Le troisième volet, qui est aussi important que les précédents, c’est cette capacité de scalability. C’est cette possibilité d’aller vers d’autres marchés ou d’autres niveaux d’activité : le premier niveau c’est que le concept de la startup peut être exporté à l’international. Le deuxième niveau est celui de la scalability industrielle, c’est à dire que la technologie peut devenir industrielle générant une création de valeur.
Quelles sont les difficultés que rencontrent les startuppers ?
Initialement, nous sommes dans un domaine d’innovation et le formalisme est très lourd pour les startuppers. En outre, pour ce qui est des startups, le taux de casse est important, presque les deux tiers. Toutefois, le processus de liquidation est pénible. Il faut donc éviter de pénaliser des gens qui ont osé, parce que de toute façon, les plus grands ont échoué avec leur premier projet. Enfin, seul le secteur privé a misé sur l’innovation, contrairement à ce qui se passe dans les autres modèles où c’est l’Etat qui s’y investit d’abord.
Tunis Place Financière a été récemment lancée, quel pourrait être votre apport pour la promouvoir ?
C’est une très belle avancée. Notre apport est de fournir plus de soutien au marché financier. Il y a des initiatives aujourd’hui qui commencent à être débattues avec le marché financier et d’attirer beaucoup de sociétés qui font partie de notre portefeuille d’investissement sur le marché boursier. Notre innovation actuelle consiste à faire un marché de capital-investissement au sein de la Bourse. Nous pensons qu’il faut donner plus de visibilité aux entreprises et aux startups.
Quel est votre avis sur le projet de loi Startup Act qui a été lancé ?
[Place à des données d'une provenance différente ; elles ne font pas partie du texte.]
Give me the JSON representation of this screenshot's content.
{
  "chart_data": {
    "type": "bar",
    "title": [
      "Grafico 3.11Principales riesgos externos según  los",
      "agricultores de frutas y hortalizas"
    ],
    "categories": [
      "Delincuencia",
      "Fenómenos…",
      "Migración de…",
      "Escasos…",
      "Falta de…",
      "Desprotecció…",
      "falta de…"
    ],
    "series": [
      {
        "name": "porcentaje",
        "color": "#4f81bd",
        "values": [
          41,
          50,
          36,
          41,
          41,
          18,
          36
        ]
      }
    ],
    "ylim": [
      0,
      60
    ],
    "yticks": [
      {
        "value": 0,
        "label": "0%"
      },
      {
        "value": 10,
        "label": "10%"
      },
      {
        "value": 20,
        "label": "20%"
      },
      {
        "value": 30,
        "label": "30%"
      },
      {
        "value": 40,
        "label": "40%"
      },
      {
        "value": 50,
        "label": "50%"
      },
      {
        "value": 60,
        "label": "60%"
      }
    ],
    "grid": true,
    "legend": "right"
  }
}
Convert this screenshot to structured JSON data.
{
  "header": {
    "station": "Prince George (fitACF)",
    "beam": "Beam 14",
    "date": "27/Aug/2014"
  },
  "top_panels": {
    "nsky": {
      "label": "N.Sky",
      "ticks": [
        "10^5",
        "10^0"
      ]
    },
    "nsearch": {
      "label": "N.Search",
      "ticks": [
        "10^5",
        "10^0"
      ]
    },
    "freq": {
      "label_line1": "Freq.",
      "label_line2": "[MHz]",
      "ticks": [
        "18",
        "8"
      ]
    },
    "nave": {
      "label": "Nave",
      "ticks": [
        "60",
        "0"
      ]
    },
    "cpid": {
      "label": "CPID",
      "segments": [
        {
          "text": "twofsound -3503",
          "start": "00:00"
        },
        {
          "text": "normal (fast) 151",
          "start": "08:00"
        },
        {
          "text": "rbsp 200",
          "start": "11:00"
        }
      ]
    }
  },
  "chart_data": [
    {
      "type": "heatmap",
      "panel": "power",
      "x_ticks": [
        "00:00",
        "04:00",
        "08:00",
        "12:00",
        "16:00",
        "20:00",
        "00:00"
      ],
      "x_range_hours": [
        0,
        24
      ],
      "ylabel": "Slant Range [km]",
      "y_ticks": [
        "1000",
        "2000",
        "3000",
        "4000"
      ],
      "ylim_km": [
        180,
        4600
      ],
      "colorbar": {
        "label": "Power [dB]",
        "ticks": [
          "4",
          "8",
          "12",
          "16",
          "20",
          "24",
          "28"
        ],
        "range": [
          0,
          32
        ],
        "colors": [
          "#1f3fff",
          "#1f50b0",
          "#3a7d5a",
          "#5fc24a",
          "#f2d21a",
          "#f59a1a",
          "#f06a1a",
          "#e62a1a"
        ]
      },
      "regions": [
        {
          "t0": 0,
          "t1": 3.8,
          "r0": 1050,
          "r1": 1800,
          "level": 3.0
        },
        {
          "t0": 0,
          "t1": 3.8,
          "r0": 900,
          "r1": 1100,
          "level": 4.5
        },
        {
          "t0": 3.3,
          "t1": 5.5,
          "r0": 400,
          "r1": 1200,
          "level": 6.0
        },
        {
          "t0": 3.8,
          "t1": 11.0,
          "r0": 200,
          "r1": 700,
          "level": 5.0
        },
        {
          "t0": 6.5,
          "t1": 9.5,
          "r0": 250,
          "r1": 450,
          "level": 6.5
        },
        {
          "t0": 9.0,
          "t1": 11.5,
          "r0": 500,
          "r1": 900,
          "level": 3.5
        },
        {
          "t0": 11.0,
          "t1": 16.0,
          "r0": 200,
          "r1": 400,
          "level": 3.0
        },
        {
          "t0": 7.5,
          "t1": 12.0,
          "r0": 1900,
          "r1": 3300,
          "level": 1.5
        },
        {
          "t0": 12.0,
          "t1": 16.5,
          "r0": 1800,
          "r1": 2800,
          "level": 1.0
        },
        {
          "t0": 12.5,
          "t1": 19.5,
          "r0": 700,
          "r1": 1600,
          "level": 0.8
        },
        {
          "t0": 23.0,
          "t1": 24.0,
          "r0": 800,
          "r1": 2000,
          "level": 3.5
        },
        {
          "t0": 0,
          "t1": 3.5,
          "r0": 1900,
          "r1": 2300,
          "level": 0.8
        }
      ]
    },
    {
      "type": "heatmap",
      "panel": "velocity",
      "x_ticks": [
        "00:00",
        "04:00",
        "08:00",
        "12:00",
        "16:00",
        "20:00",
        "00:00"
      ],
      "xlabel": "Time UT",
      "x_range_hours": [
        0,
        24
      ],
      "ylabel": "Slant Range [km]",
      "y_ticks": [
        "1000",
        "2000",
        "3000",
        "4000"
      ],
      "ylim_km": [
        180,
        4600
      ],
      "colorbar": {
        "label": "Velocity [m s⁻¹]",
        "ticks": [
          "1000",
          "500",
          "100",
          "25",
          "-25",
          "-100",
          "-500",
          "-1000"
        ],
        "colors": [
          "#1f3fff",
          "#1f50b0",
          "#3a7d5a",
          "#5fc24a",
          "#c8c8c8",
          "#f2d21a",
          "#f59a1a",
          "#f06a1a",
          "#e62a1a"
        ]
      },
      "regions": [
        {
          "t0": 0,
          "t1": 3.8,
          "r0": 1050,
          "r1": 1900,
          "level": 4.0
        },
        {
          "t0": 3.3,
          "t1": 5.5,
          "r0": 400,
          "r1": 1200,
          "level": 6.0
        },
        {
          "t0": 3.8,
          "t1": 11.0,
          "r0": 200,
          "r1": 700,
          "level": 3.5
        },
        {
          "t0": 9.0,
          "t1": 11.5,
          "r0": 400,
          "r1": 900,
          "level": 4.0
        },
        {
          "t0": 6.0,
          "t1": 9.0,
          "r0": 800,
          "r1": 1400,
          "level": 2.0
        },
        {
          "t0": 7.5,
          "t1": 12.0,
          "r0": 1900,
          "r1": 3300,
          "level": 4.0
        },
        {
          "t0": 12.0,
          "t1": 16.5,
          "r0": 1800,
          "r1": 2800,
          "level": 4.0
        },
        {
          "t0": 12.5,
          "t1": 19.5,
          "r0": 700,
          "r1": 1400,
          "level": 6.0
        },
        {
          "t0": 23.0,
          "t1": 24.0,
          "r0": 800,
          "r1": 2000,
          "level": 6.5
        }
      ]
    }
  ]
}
A mon avis, c’est une révolution mais il va falloir convaincre le « Système ». Je l’ai appelé ainsi parce qu’il s’agit de jeunes avec un minimum de formalisme qui peuvent intégrer un système qui est très formalisé. C’est là le grand défi et ça va être un vrai challenge pour tout le monde. Je pense également que Startup Act a pris son envol aujourd’hui. Nous avons de réelles success stories et avec l’effet d’annonce qu’elles vont avoir, ce concept va se renforcer de plus en plus. Je pense que cela va dépendre de l’engagement des autorités et la présence du Chef du Gouvernement à l’annonce du projet est un bon signe.
Votre message de la fin ?
Personnellement, je suis optimiste et je suis persuadé que, pour ma génération, on a un rôle très important à jouer dans l’économie de notre pays et je pense qu’il faut qu’on fasse preuve de plus d’audace et occuper des positions de décision.